Cat stayed back for a few seconds, letting them get ahead, before slipping out and making quickly for the door on the other side of the centre aisle. From here, she could make a getaway across Cathedral Green and down the path that led into the close before anyone managed to waylay her for an apologetic, unofficial consultation.


*


Apart from some cathedral clergy, few people now lived in the fine Georgian houses of the small close, most of which had long ago become offices.


Simon Serrailler’s building was at the far end, with windows both on to the close and, at the back, overlooking the River Gleen, a quiet stretch of which flowed through this part of Lafferton. The entrance to 6 St Michael’s was here beside a curved iron bridge leading to the opposite towpath. A posse of mallards was swirling about beneath it. Higher up, a swan trod water. In the spring it was possible to sit at Simon’s window and watch kingfishers flash between the banks.

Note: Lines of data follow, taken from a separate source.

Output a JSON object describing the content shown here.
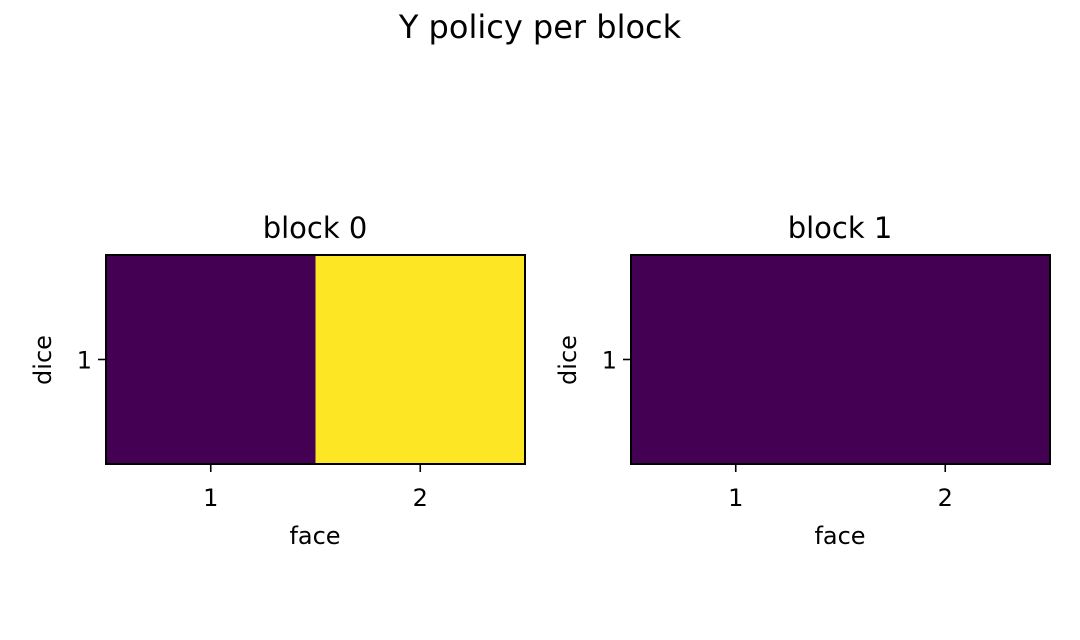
{
  "chart_data": {
    "type": "heatmap",
    "title": "Y policy per block",
    "colormap": "viridis",
    "color_low": "#440154",
    "color_high": "#fde725",
    "vmin": 0,
    "vmax": 1,
    "panels": [
      {
        "title": "block 0",
        "xlabel": "face",
        "ylabel": "dice",
        "x_ticks": [
          "1",
          "2"
        ],
        "y_ticks": [
          "1"
        ],
        "values": [
          [
            0,
            1
          ]
        ]
      },
      {
        "title": "block 1",
        "xlabel": "face",
        "ylabel": "dice",
        "x_ticks": [
          "1",
          "2"
        ],
        "y_ticks": [
          "1"
        ],
        "values": [
          [
            0,
            0
          ]
        ]
      }
    ]
  }
}
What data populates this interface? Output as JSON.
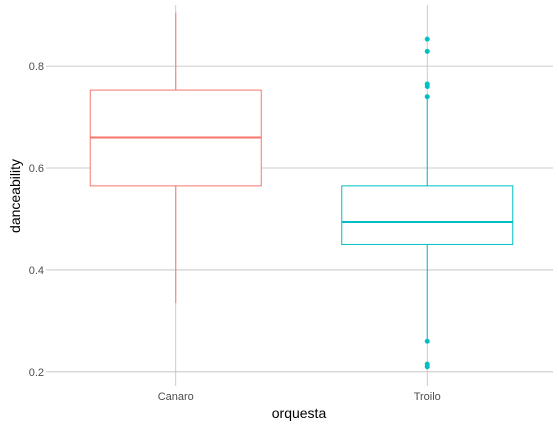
{
  "chart_data": {
    "type": "boxplot",
    "xlabel": "orquesta",
    "ylabel": "danceability",
    "categories": [
      "Canaro",
      "Troilo"
    ],
    "ylim": [
      0.18,
      0.92
    ],
    "yticks": [
      0.2,
      0.4,
      0.6,
      0.8
    ],
    "ytick_labels": [
      "0.2",
      "0.4",
      "0.6",
      "0.8"
    ],
    "grid": true,
    "legend": "none",
    "boxes": [
      {
        "category": "Canaro",
        "color": "#f8766d",
        "min": 0.335,
        "q1": 0.565,
        "median": 0.66,
        "q3": 0.753,
        "max": 0.905,
        "outliers": []
      },
      {
        "category": "Troilo",
        "color": "#00bfc4",
        "min": 0.265,
        "q1": 0.45,
        "median": 0.494,
        "q3": 0.565,
        "max": 0.735,
        "outliers": [
          0.853,
          0.829,
          0.765,
          0.76,
          0.74,
          0.26,
          0.215,
          0.21
        ]
      }
    ],
    "colors": {
      "grid": "#bebebe",
      "tick_text": "#4d4d4d",
      "axis_title": "#000000"
    }
  }
}
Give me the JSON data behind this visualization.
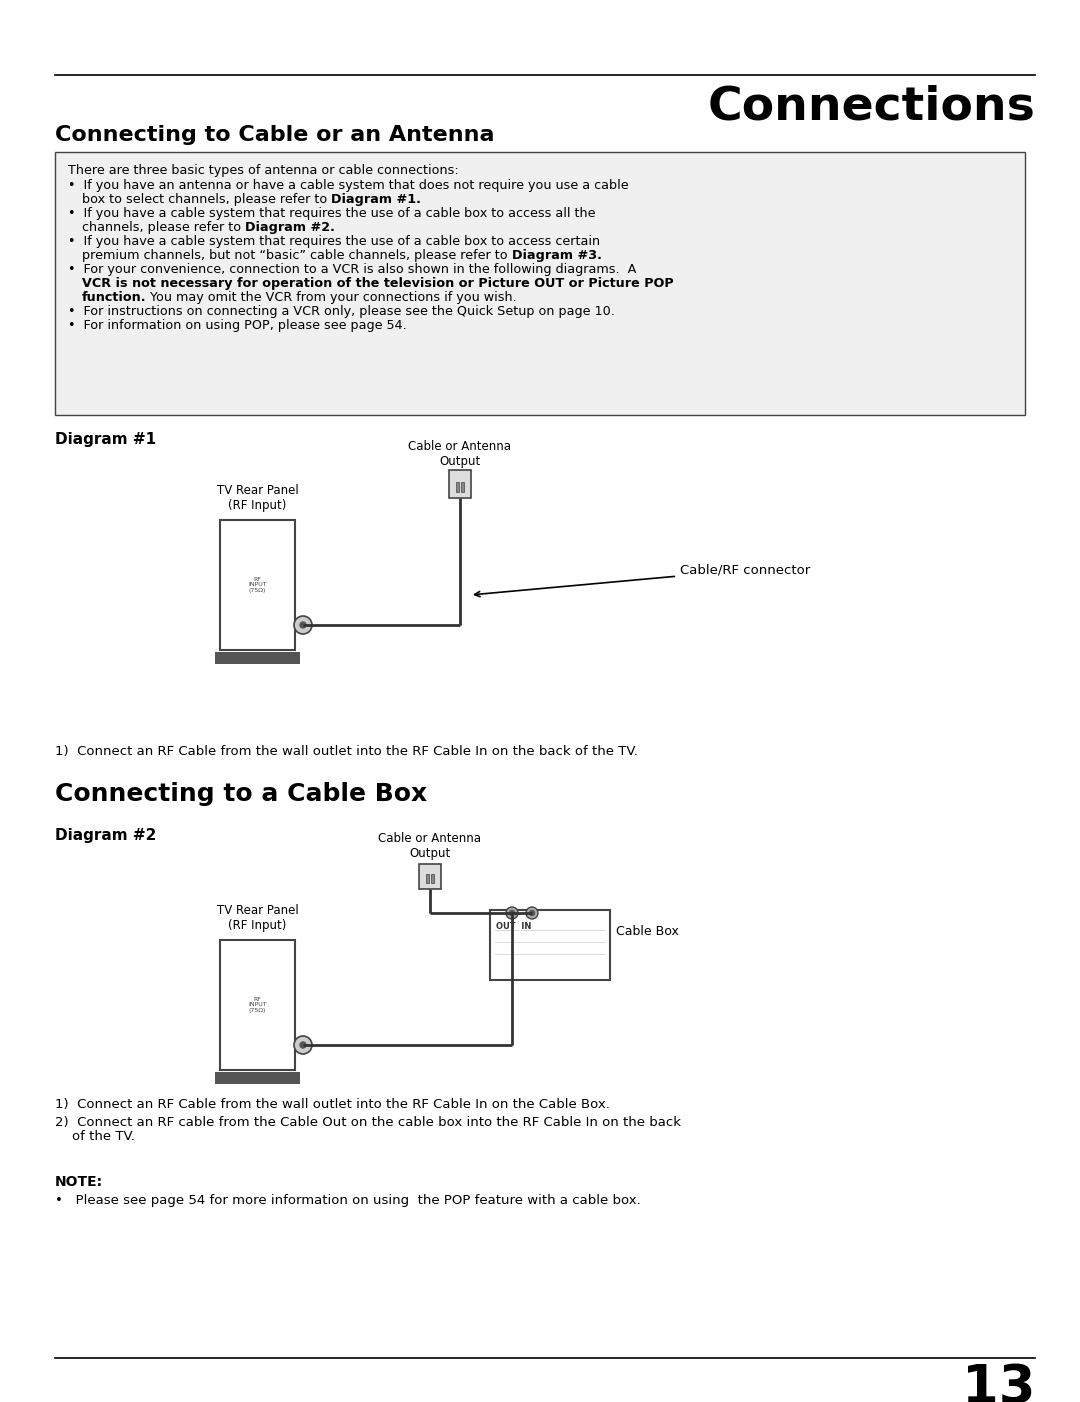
{
  "page_title": "Connections",
  "section1_title": "Connecting to Cable or an Antenna",
  "diag1_label": "Diagram #1",
  "diag1_antenna_label": "Cable or Antenna\nOutput",
  "diag1_tv_label": "TV Rear Panel\n(RF Input)",
  "diag1_rf_label": "Cable/RF connector",
  "diag1_step1": "1)  Connect an RF Cable from the wall outlet into the RF Cable In on the back of the TV.",
  "section2_title": "Connecting to a Cable Box",
  "diag2_label": "Diagram #2",
  "diag2_antenna_label": "Cable or Antenna\nOutput",
  "diag2_tv_label": "TV Rear Panel\n(RF Input)",
  "diag2_cablebox_label": "Cable Box",
  "diag2_step1": "1)  Connect an RF Cable from the wall outlet into the RF Cable In on the Cable Box.",
  "diag2_step2_line1": "2)  Connect an RF cable from the Cable Out on the cable box into the RF Cable In on the back",
  "diag2_step2_line2": "    of the TV.",
  "note_title": "NOTE:",
  "note_text": "•   Please see page 54 for more information on using  the POP feature with a cable box.",
  "page_number": "13",
  "bg_color": "#ffffff",
  "text_color": "#000000",
  "border_color": "#444444",
  "wire_color": "#333333",
  "box_bg": "#f0f0f0"
}
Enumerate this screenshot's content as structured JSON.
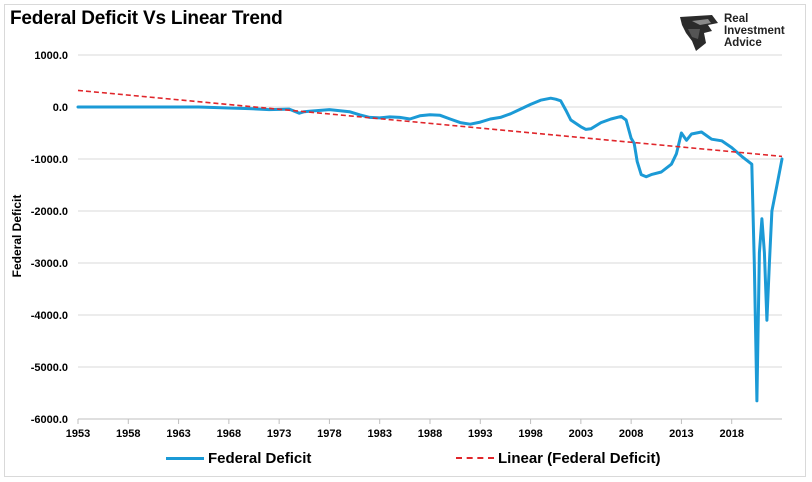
{
  "title": "Federal Deficit Vs Linear Trend",
  "logo": {
    "icon": "eagle-head-icon",
    "line1": "Real",
    "line2": "Investment",
    "line3": "Advice"
  },
  "colors": {
    "series": "#1b9ad6",
    "trend": "#e0262b",
    "grid": "#d9d9d9"
  },
  "chart_data": {
    "type": "line",
    "title": "Federal Deficit Vs Linear Trend",
    "xlabel": "",
    "ylabel": "Federal Deficit",
    "xlim": [
      1953,
      2023
    ],
    "ylim": [
      -6000,
      1000
    ],
    "x_ticks": [
      "1953",
      "1958",
      "1963",
      "1968",
      "1973",
      "1978",
      "1983",
      "1988",
      "1993",
      "1998",
      "2003",
      "2008",
      "2013",
      "2018"
    ],
    "y_ticks": [
      "1000.0",
      "0.0",
      "-1000.0",
      "-2000.0",
      "-3000.0",
      "-4000.0",
      "-5000.0",
      "-6000.0"
    ],
    "grid": true,
    "legend_position": "bottom",
    "series": [
      {
        "name": "Federal Deficit",
        "x": [
          1953,
          1956,
          1959,
          1962,
          1965,
          1968,
          1970,
          1972,
          1974,
          1975,
          1975.5,
          1976,
          1978,
          1980,
          1981,
          1982,
          1983,
          1984,
          1985,
          1986,
          1987,
          1988,
          1989,
          1990,
          1991,
          1992,
          1993,
          1994,
          1995,
          1996,
          1997,
          1998,
          1999,
          2000,
          2000.5,
          2001,
          2001.5,
          2002,
          2003,
          2003.5,
          2004,
          2005,
          2006,
          2007,
          2007.5,
          2008,
          2008.3,
          2008.6,
          2009,
          2009.5,
          2010,
          2011,
          2012,
          2012.5,
          2013,
          2013.5,
          2014,
          2015,
          2016,
          2017,
          2018,
          2019,
          2020,
          2020.25,
          2020.5,
          2020.75,
          2021,
          2021.25,
          2021.5,
          2021.75,
          2022,
          2022.5,
          2023
        ],
        "values": [
          0,
          0,
          0,
          0,
          0,
          -20,
          -30,
          -50,
          -40,
          -120,
          -90,
          -80,
          -50,
          -90,
          -150,
          -200,
          -210,
          -190,
          -200,
          -230,
          -170,
          -150,
          -160,
          -230,
          -300,
          -330,
          -290,
          -230,
          -200,
          -130,
          -40,
          50,
          130,
          170,
          150,
          120,
          -60,
          -250,
          -380,
          -430,
          -420,
          -300,
          -230,
          -180,
          -250,
          -600,
          -700,
          -1050,
          -1300,
          -1340,
          -1300,
          -1250,
          -1100,
          -900,
          -500,
          -640,
          -520,
          -480,
          -620,
          -650,
          -780,
          -950,
          -1100,
          -3000,
          -5650,
          -2800,
          -2150,
          -2800,
          -4100,
          -3000,
          -2000,
          -1500,
          -1000
        ]
      },
      {
        "name": "Linear (Federal Deficit)",
        "x": [
          1953,
          2023
        ],
        "values": [
          320,
          -950
        ]
      }
    ]
  }
}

Case and Chaundy. Solicitors


Diocesan Outreach


Parker, Phipps, Burns. Chartered Accountants


Davies, Davies, Coop. Solicitors.


Cat pressed the bell at the top of the stepping stones of brass plates, beside a narrow wood strip elegantly lettered. Serrailler.


Knowing her brother as she did – as well as anyone could be said to know Simon – she had never been surprised at his choosing to live alone at the top of a building surrounded by offices which were empty for most of the time he was at home and with only the ducks, the dark water slipping below the windows and the cathedral bells for company.


Si was different – different from either of his triplet siblings, Cat and Ivo, even more different from their parents and the extended Serrailler family. He had been the odd one out from as early in their childhood as Cat could remember, never fitting easily into a family of loudly argumentative, practical-joking medics. How such a quiet, self-contained man fitted, and fitted extremely well, into the police force was another mystery.